The tribunal earlier accused them of “promoting non-traditional sexual relations among the visitors of the bar”.

Police raided the bar earlier this month, and videos of the humiliating detentions of some of the club visitors circulated online.

“The accused, people of non-traditional sexual orientation, acted in premeditation with a group of people … who also support the views and activities of the international public association LGBT,” the court said on Telegram.

According to the Moscow Times, the independent news website Mediazona identified the manager as Diana Kamilyanova and the art director as Alexander Klimov.
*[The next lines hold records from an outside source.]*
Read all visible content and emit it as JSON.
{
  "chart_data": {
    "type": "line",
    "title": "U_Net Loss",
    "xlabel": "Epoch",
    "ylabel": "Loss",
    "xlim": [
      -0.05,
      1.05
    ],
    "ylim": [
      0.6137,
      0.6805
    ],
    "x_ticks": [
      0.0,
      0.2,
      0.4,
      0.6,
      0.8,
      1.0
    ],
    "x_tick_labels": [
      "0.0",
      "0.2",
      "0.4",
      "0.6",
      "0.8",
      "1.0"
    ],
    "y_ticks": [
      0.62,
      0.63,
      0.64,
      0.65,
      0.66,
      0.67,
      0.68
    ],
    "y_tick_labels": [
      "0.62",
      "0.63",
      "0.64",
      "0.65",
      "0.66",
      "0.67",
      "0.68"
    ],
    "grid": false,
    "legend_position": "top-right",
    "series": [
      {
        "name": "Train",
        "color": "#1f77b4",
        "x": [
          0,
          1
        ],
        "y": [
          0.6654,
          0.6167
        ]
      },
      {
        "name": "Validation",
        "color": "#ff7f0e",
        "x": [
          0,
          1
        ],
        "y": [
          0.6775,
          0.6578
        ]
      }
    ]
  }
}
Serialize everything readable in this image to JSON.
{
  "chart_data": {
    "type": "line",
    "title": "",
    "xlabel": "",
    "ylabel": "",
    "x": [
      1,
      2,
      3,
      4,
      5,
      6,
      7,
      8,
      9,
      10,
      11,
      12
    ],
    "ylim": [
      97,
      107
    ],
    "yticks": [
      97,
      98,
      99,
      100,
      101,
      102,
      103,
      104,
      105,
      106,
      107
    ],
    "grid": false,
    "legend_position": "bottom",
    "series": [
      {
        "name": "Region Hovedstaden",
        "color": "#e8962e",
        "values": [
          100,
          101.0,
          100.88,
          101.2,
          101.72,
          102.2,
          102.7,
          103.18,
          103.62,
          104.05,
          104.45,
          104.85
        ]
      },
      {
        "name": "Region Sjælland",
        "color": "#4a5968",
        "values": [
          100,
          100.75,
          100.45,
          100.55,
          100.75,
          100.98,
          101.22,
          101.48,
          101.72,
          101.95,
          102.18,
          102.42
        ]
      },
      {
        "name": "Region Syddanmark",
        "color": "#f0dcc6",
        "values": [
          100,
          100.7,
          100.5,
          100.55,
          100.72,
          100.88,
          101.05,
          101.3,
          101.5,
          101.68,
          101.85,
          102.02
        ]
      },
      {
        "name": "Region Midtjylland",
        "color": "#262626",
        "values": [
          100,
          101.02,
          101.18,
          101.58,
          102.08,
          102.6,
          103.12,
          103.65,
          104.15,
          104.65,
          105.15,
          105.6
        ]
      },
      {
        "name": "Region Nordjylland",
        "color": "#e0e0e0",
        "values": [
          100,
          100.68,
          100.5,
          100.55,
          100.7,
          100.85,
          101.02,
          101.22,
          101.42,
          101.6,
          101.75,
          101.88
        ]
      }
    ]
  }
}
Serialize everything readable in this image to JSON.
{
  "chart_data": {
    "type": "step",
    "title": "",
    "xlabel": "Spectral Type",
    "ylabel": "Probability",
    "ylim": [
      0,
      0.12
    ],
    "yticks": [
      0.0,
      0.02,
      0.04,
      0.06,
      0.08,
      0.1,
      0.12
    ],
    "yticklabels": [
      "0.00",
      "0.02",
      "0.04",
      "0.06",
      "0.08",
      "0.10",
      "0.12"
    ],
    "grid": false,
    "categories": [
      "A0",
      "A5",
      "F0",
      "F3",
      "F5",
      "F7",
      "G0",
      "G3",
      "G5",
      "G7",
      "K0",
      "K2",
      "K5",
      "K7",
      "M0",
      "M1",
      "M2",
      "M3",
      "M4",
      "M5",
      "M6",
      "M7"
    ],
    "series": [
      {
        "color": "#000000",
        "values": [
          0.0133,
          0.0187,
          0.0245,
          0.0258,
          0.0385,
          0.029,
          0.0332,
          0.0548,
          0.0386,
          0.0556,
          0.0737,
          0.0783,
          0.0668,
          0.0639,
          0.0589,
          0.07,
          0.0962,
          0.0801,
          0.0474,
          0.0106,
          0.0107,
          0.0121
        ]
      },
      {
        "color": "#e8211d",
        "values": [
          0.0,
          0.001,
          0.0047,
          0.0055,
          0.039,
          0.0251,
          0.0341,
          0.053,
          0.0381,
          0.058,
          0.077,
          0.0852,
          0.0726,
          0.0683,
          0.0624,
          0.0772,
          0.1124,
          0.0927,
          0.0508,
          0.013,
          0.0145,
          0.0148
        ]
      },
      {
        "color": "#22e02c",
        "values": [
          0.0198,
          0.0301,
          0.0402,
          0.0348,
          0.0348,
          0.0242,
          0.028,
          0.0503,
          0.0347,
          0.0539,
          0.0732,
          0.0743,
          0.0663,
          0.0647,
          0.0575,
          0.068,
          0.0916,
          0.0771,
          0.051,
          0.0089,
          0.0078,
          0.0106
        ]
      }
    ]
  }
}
‘LGBT as an extremist movement’

Russia has released publicly only a vague description of what it calls the “international LGBT movement”, which critics have said allows the prosecution of anyone protecting LGBTQ rights or simply identifying with the community.

The director of the League of the Safe Internet and figurehead of the ultra-traditional faction pushing for repressive laws, Ekaterina Mizulina, hailed the criminal proceedings.

“This is the first criminal case in Russia after the decision of the Supreme Court to recognise LGBT as an extremist movement,” Mizulina said.

Mizulina said that “local activists” told the police about the club, amid a climate of denunciations of dissident voices.

“What LGBTQ persons and human rights activists have feared since the end of last year has finally come to pass,” Amnesty International said on Tuesday.

Lawmakers in 2013 banned people from promoting “non-traditional” relationships to children and since then have stepped up pressure on the remaining liberal corners of Russian society.

The Kremlin has further ramped up conservative rhetoric since launching its full-scale invasion of Ukraine, casting the conflict as a battle against the West and its liberal values.